Ein pauschales Kopftuchverbot für Mädchen an Grundschulen passt nicht zu unserem liberalen, weltoffenen und auf religiöse Toleranz setzenden Rechtsstaat, meint unser Autor Christoph Link.

Stuttgart - Die Integrationsbeauftragte der Bundesregierung, Annette Widmann-Maunz, will ein Kopftuchverbot für Mädchen an Grundschulen prüfen lassen. Die Fürsprecher eines solchen Verbots argumentieren, die Schülerinnen mit Kopftuch würden ausgegrenzt von den anderen Kindern – und das in einem frühen Stadium. Aber stimmt das wirklich, ist nicht eher das Gegenteil der Fall? Die religiöse Orientierung – auch bei Christen mit der Kindstaufe meist vom Elternhaus vorgeben – ist ein wichtiger Bestandteil der persönlichen Identität, deren Ausprägung auch für Kinder enorm wichtig ist. Mit dem Verbot des Tragens eines religiösen Symbols mischt sich der Staat ein in diese Identitätsfindung. Er würde durch die Ausübung von Zwang erst recht zu einer Ausgrenzung der muslimischen Mädchen beitragen. Schaut her, das ist die Muslima, die ihr Kopftuch nicht tragen darf, könnte es in der Schulklasse heißen. Ein pauschales Verbot ist nicht gerechtfertigt. Aber wenn ein Mädchen offensichtlich von den Eltern gegen ihren Willen zum Tragen des Tuches gezwungen wird – dann sollten die Behörden im Einzelfall einschreiten.

 

Aber nochmals: Ob Kippa, Kruzifix oder Kopftuch – Deutschland ist ein weltoffener und toleranter Rechtsstaat. Er hält Andersein und kulturelle Vielfalt aus. Mehr noch, sie gehören gewissermaßen zu seiner Grundlage.
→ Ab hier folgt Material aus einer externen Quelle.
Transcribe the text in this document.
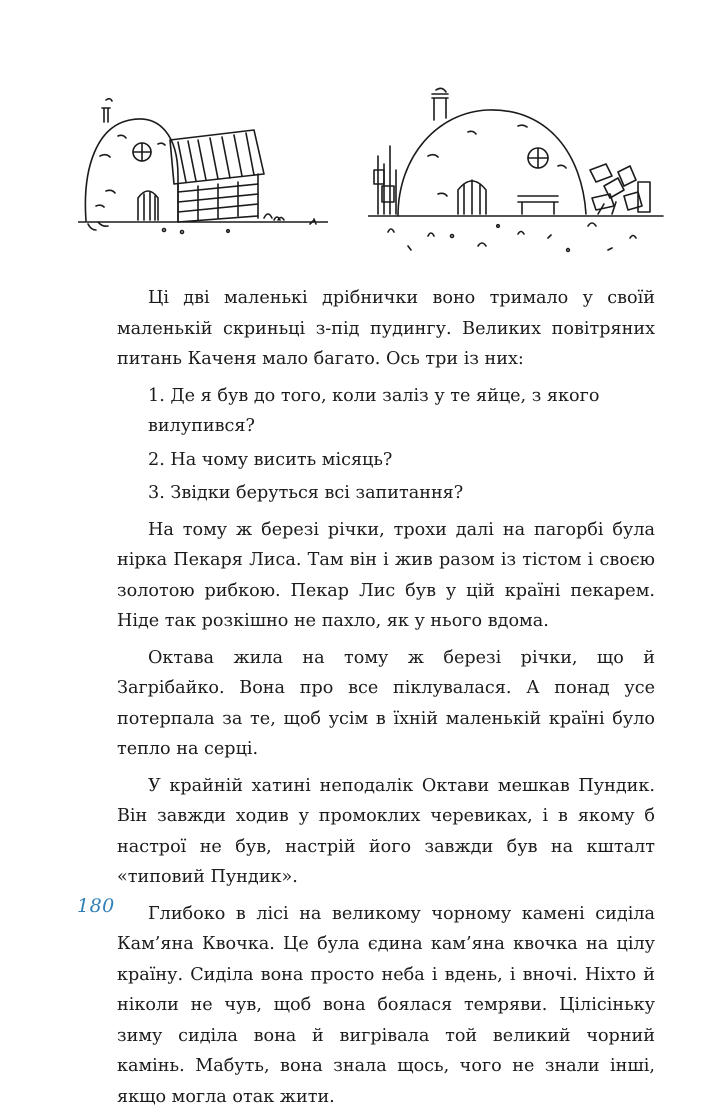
Ці дві маленькі дрібнички воно тримало у своїй маленькій скриньці з-під пудингу. Великих повітряних питань Каченя мало багато. Ось три із них:

1. Де я був до того, коли заліз у те яйце, з якого вилупився?
2. На чому висить місяць?
3. Звідки беруться всі запитання?

На тому ж березі річки, трохи далі на пагорбі була нірка Пекаря Лиса. Там він і жив разом із тістом і своєю золотою рибкою. Пекар Лис був у цій країні пекарем. Ніде так розкішно не пахло, як у нього вдома.

Октава жила на тому ж березі річки, що й Загрібайко. Вона про все піклувалася. А понад усе потерпала за те, щоб усім в їхній маленькій країні було тепло на серці.

У крайній хатині неподалік Октави мешкав Пундик. Він завжди ходив у промоклих черевиках, і в якому б настрої не був, настрій його завжди був на кшталт «типовий Пундик».

Глибоко в лісі на великому чорному камені сиділа Кам’яна Квочка. Це була єдина кам’яна квочка на цілу країну. Сиділа вона просто неба і вдень, і вночі. Ніхто й ніколи не чув, щоб вона боялася темряви. Цілісіньку зиму сиділа вона й вигрівала той великий чорний камінь. Мабуть, вона знала щось, чого не знали інші, якщо могла отак жити.

180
Die Freiheit des Glaubens, des Gewissens und die Freiheit des religiösen und weltanschaulichen Bekenntnisses seien unverletzlich, heißt es im Grundgesetz. Und die ungestörte Religionsausübung werde gewährleistet. Das sind Sätze, um die uns andere Gesellschaften beneiden. Man sollte unsere Grundrechte nicht aushöhlen.